We leave Siena now to go towards Arezzo, birthplace of Mecenate and Petrarca.  Piero della Francesca was born not far from Arezzo, and an absolute must-see are his frescoes in the apse of the Saint Francis Church.  The cuisine here includes aquacotto, a soup made from stale bread with mushrooms and black cabbage.  Among the sweets is the gattò Arentino, a sort of sponge roll filled with chocolate cream.

From Arezzo travelling south west we arrive in the beautiful territory of the Maremma.  The Maremma National Park offers some glorious scenery extending from the Uccellina mountains to the mouth of the Ombrone River, in the most southern part of Tuscany, with views of the Orbetello lagoon with its magnificent cliffs.  Continuing this way with the sea on our left, we cruise the whole Tuscan coast.  Please stop to visit the gem of the Maremma, Talamone.  But do continue to Castiglione della Pescaia, Punta Ala, Follonica, Piombino (hop a ferry to Elba), Cecina and arrive to Livorno.  Take a pleasant stroll along the seafront of Viale Italia and indulge in caciucco, a fish soup and triglie alla livornese, a trout dish.

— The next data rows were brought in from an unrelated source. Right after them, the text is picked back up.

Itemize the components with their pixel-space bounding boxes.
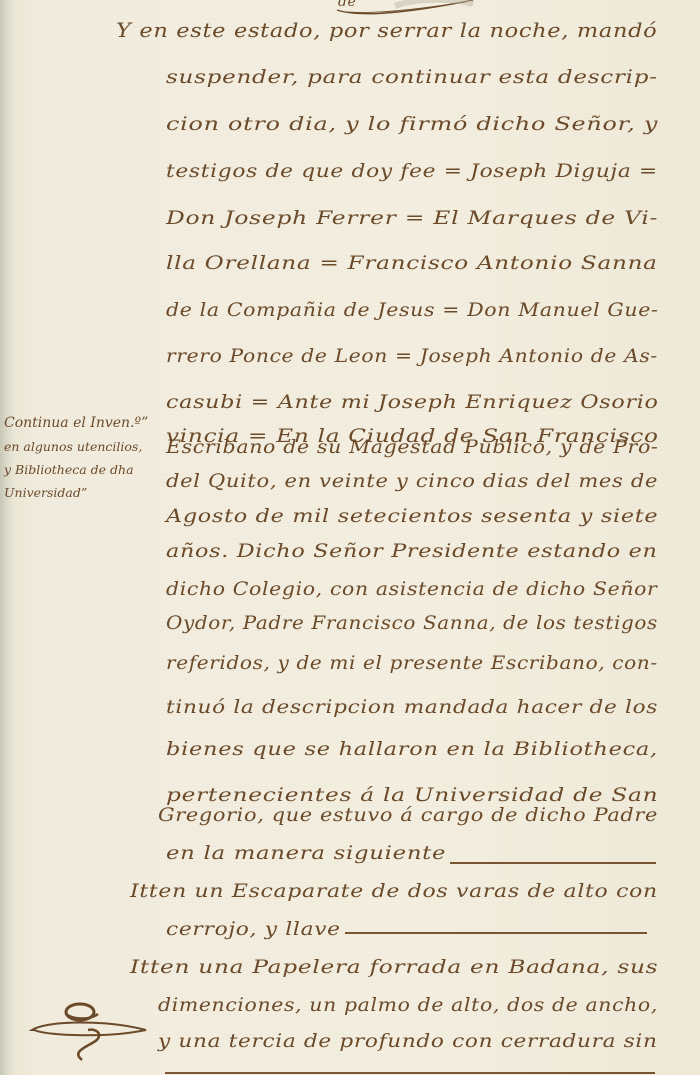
body-line: cerrojo, y llave — [166, 918, 341, 940]
body-line: testigos de que doy fee = Joseph Diguja … — [166, 160, 658, 182]
body-line: Itten una Papelera forrada en Badana, su… — [130, 956, 658, 978]
body-line: en la manera siguiente — [166, 842, 446, 864]
body-line: casubi = Ante mi Joseph Enriquez Osorio — [166, 391, 659, 413]
body-line: Gregorio, que estuvo á cargo de dicho Pa… — [158, 804, 658, 826]
body-line: vincia = En la Ciudad de San Francisco — [166, 425, 659, 447]
body-line: dimenciones, un palmo de alto, dos de an… — [158, 994, 658, 1016]
body-line: Don Joseph Ferrer = El Marques de Vi- — [166, 207, 658, 229]
top-fragment: de — [338, 0, 356, 10]
margin-note-line: Continua el Inven.º” — [4, 412, 164, 435]
body-line: de la Compañia de Jesus = Don Manuel Gue… — [166, 299, 659, 321]
margin-note-line: Universidad” — [4, 481, 164, 504]
line-filler-rule — [165, 1072, 655, 1074]
body-line: tinuó la descripcion mandada hacer de lo… — [166, 696, 658, 718]
body-line: bienes que se hallaron en la Bibliotheca… — [166, 738, 658, 760]
margin-note-line: y Bibliotheca de dha — [4, 458, 164, 481]
body-line: referidos, y de mi el presente Escribano… — [166, 652, 658, 674]
body-line: Agosto de mil setecientos sesenta y siet… — [166, 505, 658, 527]
body-line: cion otro dia, y lo firmó dicho Señor, y — [166, 113, 658, 135]
body-line: suspender, para continuar esta descrip- — [166, 66, 658, 88]
body-line: años. Dicho Señor Presidente estando en — [166, 540, 658, 562]
manuscript-page: de Continua el Inven.º” en algunos utenc… — [0, 0, 700, 1075]
body-line: Itten un Escaparate de dos varas de alto… — [130, 880, 658, 902]
body-line: rrero Ponce de Leon = Joseph Antonio de … — [166, 345, 658, 367]
body-line: Y en este estado, por serrar la noche, m… — [116, 18, 657, 42]
body-line: pertenecientes á la Universidad de San — [166, 784, 658, 806]
line-filler-rule — [450, 862, 656, 864]
body-line: lla Orellana = Francisco Antonio Sanna — [166, 252, 658, 274]
body-line: y una tercia de profundo con cerradura s… — [158, 1030, 658, 1052]
body-line: del Quito, en veinte y cinco dias del me… — [166, 470, 658, 492]
body-line: Oydor, Padre Francisco Sanna, de los tes… — [166, 612, 658, 634]
rubric-signature-icon — [28, 990, 148, 1065]
body-line: dicho Colegio, con asistencia de dicho S… — [166, 578, 657, 600]
line-filler-rule — [345, 932, 647, 934]
margin-note-line: en algunos utencilios, — [4, 435, 164, 458]
margin-note: Continua el Inven.º” en algunos utencili… — [4, 412, 164, 504]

We have arrived to Pisa, once one of the four marine republics with important ties with Spain and North Africa.  It is also the native city of Galileo Galilei and hosts one of the most famous squares in Italy, Piazza dei Miracoli.  From Pisa, shortly after leaving the coast, we turn into the magnificent territory of Lucca.  Lucca is an enchanting city with her walled complex of Renaissance fortification.  The Piazza di Mercato traces the elliptical form of the Roman theatre that stood before it.  The influence of Roman planning, in fact, can be seen all over the urban area.  The great composer Giacomo Puccini was born in Lucca.

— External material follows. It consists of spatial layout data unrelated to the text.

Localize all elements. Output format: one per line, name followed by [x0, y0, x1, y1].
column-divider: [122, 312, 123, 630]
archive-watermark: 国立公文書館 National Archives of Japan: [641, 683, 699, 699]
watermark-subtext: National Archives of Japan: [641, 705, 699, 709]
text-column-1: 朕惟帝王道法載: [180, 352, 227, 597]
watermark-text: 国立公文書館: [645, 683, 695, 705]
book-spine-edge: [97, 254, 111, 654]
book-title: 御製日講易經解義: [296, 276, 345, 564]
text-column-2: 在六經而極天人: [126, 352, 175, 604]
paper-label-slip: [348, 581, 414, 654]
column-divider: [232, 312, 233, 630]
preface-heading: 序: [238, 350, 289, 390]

As we return to the coast, we are in Versilia and pass Viareggio, Lido di Camaiore, Marina di Pietrasanta and Forte dei Marmi until we arrive at the foot of the stupendous Apuane Alps slightly inland. The Piazza degli Aranci in Massa is glorious!  In fact, all of Massa is beautiful, especially the Ducal Palace, also called the Red Palace.  The cathedral is majestic in white Carrara marble.  The village of Carrara is famous worldwide for its marble and Colonnata is famous for its lardo.  From Massa still moving towards Liguria and turning inland we arrive at a magical land, Lunigiana.

With all the gracious villages that the Lunigiana offers, it seems cruel to have to choose just one to visit.  Oh, try Pontremoli and choose testaroli al pesto and pasta.  From Lunigiana, going back down we cross another agreeable area, the Garfagnana and arrive in Pistoia to see a masterpiece of thirteenth century art, the magnificent altar by Saint Jacob in the San Zeno cathedral.

From Pistoia we head for Florence, birthplace of the great poet Dante and Italy’s capital from 1856 to 1870.  Must to visit are many: Santa Maria dei Fiore, Brunelleschi’s Dome, the bell tower by Giotto, the Baptistery of Saint John.  Others are the Basilica of the Holy Cross (in the square of the same name), the Uffizi Gallery and the corridors of Vasari.  There are the Ponte Vecchio bridge, the Boboli Gardens, a stroll along Via Tornabuoni and the Piazza dei Signora with its Palazzo Vecchia palace.  Also the triumphs of the workmanship on the face of Palazzo Strozzi, an authentic example of the Florentine Renaissance.  Florence is also the lordship of the Medici and, in particular, Lorenzo the Magnificent, man of letters and patron of the arts.

At the table we enjoy a good glass of Chianti and the lampredotto, the leanest, most compact part of the cow’s stomach..  Another specialty is, obviously, the fiorentina, a huge t-bone steak cooked rare, nearly Pittsburgh Rare!